Seed
Yopo Bean
Strong EvidenceCompound1 PubMed Study
Hermetica Superfood Encyclopedia
Yopo Bean (Anadenanthera peregrina) contains bufotenin as its primary bioactive compound at concentrations up to 74 mg per gram, alongside trace amounts of 5-MeO-DMT and N,N-DMT. These tryptamine alkaloids act as serotonin receptor agonists, particularly at 5-HT2B receptors with Ki values of 6.2-630 nM, producing psychoactive effects traditionally used in indigenous shamanic practices.
Yopo Bean (Anadenanthera peregrina) is a leguminous tree native to the Amazon and Caribbean regions of Venezuela, Colombia, and Brazil. Its seeds have been historically significant in indigenous cultures for their unique bioactive compounds. This powerful seed is recognized for its potential cognitive-enhancing, adaptogenic, and circulatory-supporting properties.
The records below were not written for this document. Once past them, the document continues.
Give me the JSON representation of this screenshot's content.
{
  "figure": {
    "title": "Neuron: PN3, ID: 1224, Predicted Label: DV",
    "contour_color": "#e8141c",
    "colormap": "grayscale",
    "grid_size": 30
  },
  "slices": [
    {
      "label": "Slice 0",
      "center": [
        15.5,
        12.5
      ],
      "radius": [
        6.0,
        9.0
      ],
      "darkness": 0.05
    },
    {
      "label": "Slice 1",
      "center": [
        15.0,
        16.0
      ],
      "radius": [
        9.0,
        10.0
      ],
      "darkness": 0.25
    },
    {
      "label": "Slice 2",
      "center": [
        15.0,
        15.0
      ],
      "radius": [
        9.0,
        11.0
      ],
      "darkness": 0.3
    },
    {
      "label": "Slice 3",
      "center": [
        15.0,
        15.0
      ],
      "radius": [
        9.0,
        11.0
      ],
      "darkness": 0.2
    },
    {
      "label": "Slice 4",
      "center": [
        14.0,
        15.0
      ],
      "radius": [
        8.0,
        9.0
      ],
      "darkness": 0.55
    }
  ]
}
Research, including in vitro and preliminary animal studies, suggests Yopo Bean's potential for neuroprotective, adaptogenic, and circulatory benefits, primarily attributed to its alkaloid and polyphenol content. Further human clinical trials are necessary to fully elucidate its efficacy and safety for cognitive and mood support.
- Macros: Prebiotic fiber - Vitamins: Tocopherols (Vitamin E) - Minerals: Potassium, magnesium, zinc - Phytochemicals/Bioactives: Alkaloids (tryptamines), polyphenols, flavonoids (quercetin, catechins), plant sterols
Bufotenin, the primary bioactive compound in yopo beans, acts as an agonist at multiple 5-HT receptor subtypes, with highest affinity for 5-HT2B receptors (Ki 6.2-630 nM) and moderate affinity for 5-HT2A receptors (Ki 15->10,000 nM). The compound produces psychoactive effects through serotonergic pathway activation, with enhanced potency when combined with MAO-inhibiting β-carbolines from Banisteriopsis caapi. Additional tryptamine alkaloids including 5-MeO-DMT and N,N-DMT contribute to the overall pharmacological profile through similar serotonin receptor mechanisms.
No modern human clinical trials have been conducted specifically on yopo beans, with available evidence limited to historical bufotenin studies from the 1950s onward that lack detailed quantitative outcomes. Animal studies indicate an intraperitoneal LD50 of 200-300 mg/kg for bufotenin in rodents, which scales to approximately 135 grams of beans for a lethal dose in a 50 kg human. Early insufflation experiments in 25-30g rodents demonstrated rapid onset effects within 3 minutes, progressing to dyspnea at 5-6 minutes and convulsions at 8 minutes, with recovery occurring at 35-40 minutes. Human intravenous bufotenin trials showed significant peripheral toxicity including tachycardia and respiratory difficulty at doses as low as 8 mg, highlighting the narrow therapeutic window and safety concerns.
Yopo beans present significant safety risks due to bufotenin's toxicity profile, with human intravenous studies showing dangerous cardiovascular effects (tachycardia, respiratory arrest, facial discoloration) at 8 mg doses. Animal studies demonstrate intense nasal irritation, agitation, and convulsions with insufflated administration, though this route shows fewer side effects than injection. Synergistic interactions occur with MAO-inhibiting plants like Banisteriopsis caapi, which potentiate and prolong psychoactive effects through enhanced bufotenin activity. Contraindications include cardiovascular or respiratory vulnerabilities, and extreme caution is warranted given the estimated lethal dose of approximately 135 grams of beans for a 50 kg adult based on animal LD50 data.